Holme Lacy Village Hall is a half-timbered building in the village centre, built in the 1920s. It was a gift to the village from Lord and Lady Lucas-Tooth of Holme Lacy House, in memory of their two sons who were killed in World War I and who are commemorated on a plaque inside the hall. The hall is a registered charity, and is used for a range of activities including coffee mornings, line-dancing, and wedding receptions; it is also the home of Holme Lacy football club.
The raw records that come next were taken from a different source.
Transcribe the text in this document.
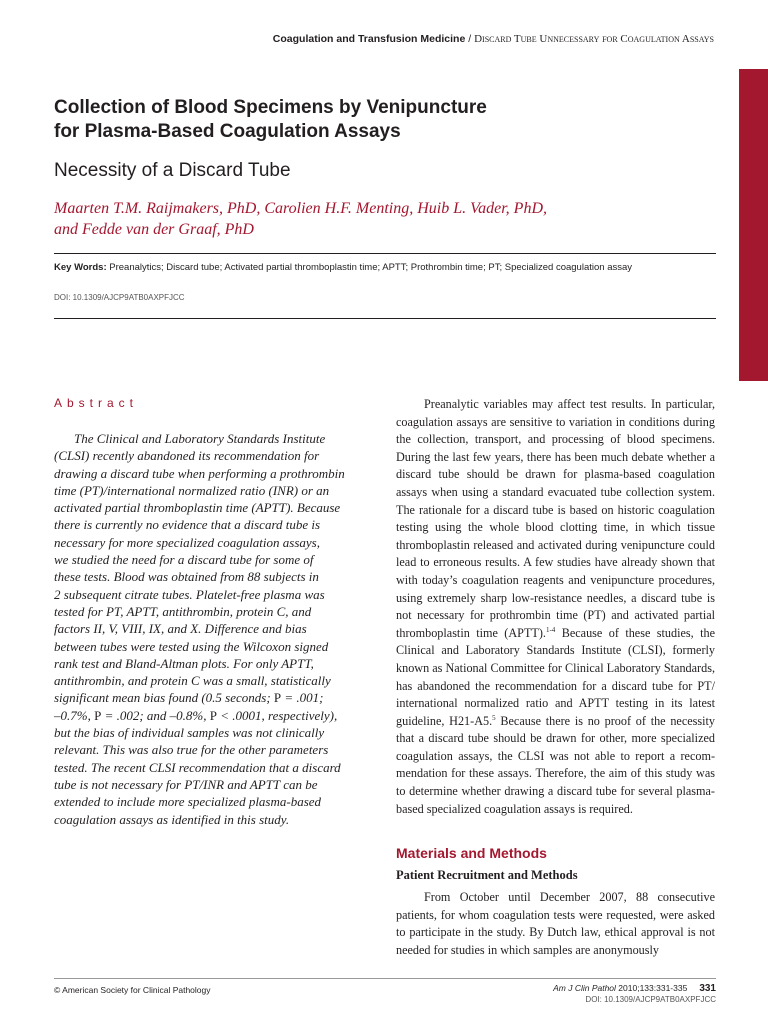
Coagulation and Transfusion Medicine / Discard Tube Unnecessary for Coagulation Assays
Collection of Blood Specimens by Venipuncture
for Plasma-Based Coagulation Assays
Necessity of a Discard Tube
Maarten T.M. Raijmakers, PhD, Carolien H.F. Menting, Huib L. Vader, PhD,
and Fedde van der Graaf, PhD
Key Words: Preanalytics; Discard tube; Activated partial thromboplastin time; APTT; Prothrombin time; PT; Specialized coagulation assay
DOI: 10.1309/AJCP9ATB0AXPFJCC
Abstract
The Clinical and Laboratory Standards Institute
(CLSI) recently abandoned its recommendation for
drawing a discard tube when performing a prothrombin
time (PT)/international normalized ratio (INR) or an
activated partial thromboplastin time (APTT). Because
there is currently no evidence that a discard tube is
necessary for more specialized coagulation assays,
we studied the need for a discard tube for some of
these tests. Blood was obtained from 88 subjects in
2 subsequent citrate tubes. Platelet-free plasma was
tested for PT, APTT, antithrombin, protein C, and
factors II, V, VIII, IX, and X. Difference and bias
between tubes were tested using the Wilcoxon signed
rank test and Bland-Altman plots. For only APTT,
antithrombin, and protein C was a small, statistically
significant mean bias found (0.5 seconds; P = .001;
–0.7%, P = .002; and –0.8%, P < .0001, respectively),
but the bias of individual samples was not clinically
relevant. This was also true for the other parameters
tested. The recent CLSI recommendation that a discard
tube is not necessary for PT/INR and APTT can be
extended to include more specialized plasma-based
coagulation assays as identified in this study.
Preanalytic variables may affect test results. In particular, coagulation assays are sensitive to variation in conditions during the collection, transport, and processing of blood specimens. During the last few years, there has been much debate whether a discard tube should be drawn for plasma-based coagulation assays when using a standard evacuated tube collection system. The rationale for a discard tube is based on historic coagulation testing using the whole blood clotting time, in which tissue thromboplastin released and activated during venipuncture could lead to erroneous results. A few studies have already shown that with today’s coagulation reagents and venipuncture procedures, using extremely sharp low-resistance needles, a discard tube is not necessary for prothrombin time (PT) and activated partial thromboplastin time (APTT).$^{1-4}$ Because of these studies, the Clinical and Laboratory Standards Institute (CLSI), formerly known as National Committee for Clinical Laboratory Standards, has abandoned the recommendation for a discard tube for PT/ international normalized ratio and APTT testing in its latest guideline, H21-A5.$^5$ Because there is no proof of the necessity that a discard tube should be drawn for other, more specialized coagulation assays, the CLSI was not able to report a recommendation for these assays. Therefore, the aim of this study was to determine whether drawing a discard tube for several plasma-based specialized coagulation assays is required.
Materials and Methods
Patient Recruitment and Methods

From October until December 2007, 88 consecutive patients, for whom coagulation tests were requested, were asked to participate in the study. By Dutch law, ethical approval is not needed for studies in which samples are anonymously

© American Society for Clinical Pathology	Am J Clin Pathol 2010;133:331-335 331
DOI: 10.1309/AJCP9ATB0AXPFJCC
==Prynce's Holme Lacy Charity==
The Prynce's Holme Lacy Charity and the Lady Jane Scudamore Charity are registered charities in England. The charity believes that everyone deserves the opportunity to thrive. Their mission is to provide financial support to individuals facing hardship, empowering them to improve their quality of life and achieve their full potential. Through grants for essential needs and educational support, they help residents overcome financial barriers and help students access the education they deserve. By fostering hope and opportunity, they create a brighter future for individuals and the community alike.

==Record pear tree==

A perry pear tree in the vicarage garden, next to the church, was the largest recorded internationally at the time. The Holme Lacy Pear, which still partly survives, covered three quarters of an acre and yielded a crop of 5–7 tons in 1790.

==Railways==
Holme Lacy railway station was located on the Hereford to Gloucester section of the Hereford, Ross and Gloucester Railway. It was opened on 1 June 1855 as a broad gauge line, it was amalgamated with the Great Western Railway in 1862. In 1869 the railway was converted to standard gauge. The railway was closed to passengers on 2 November 1964.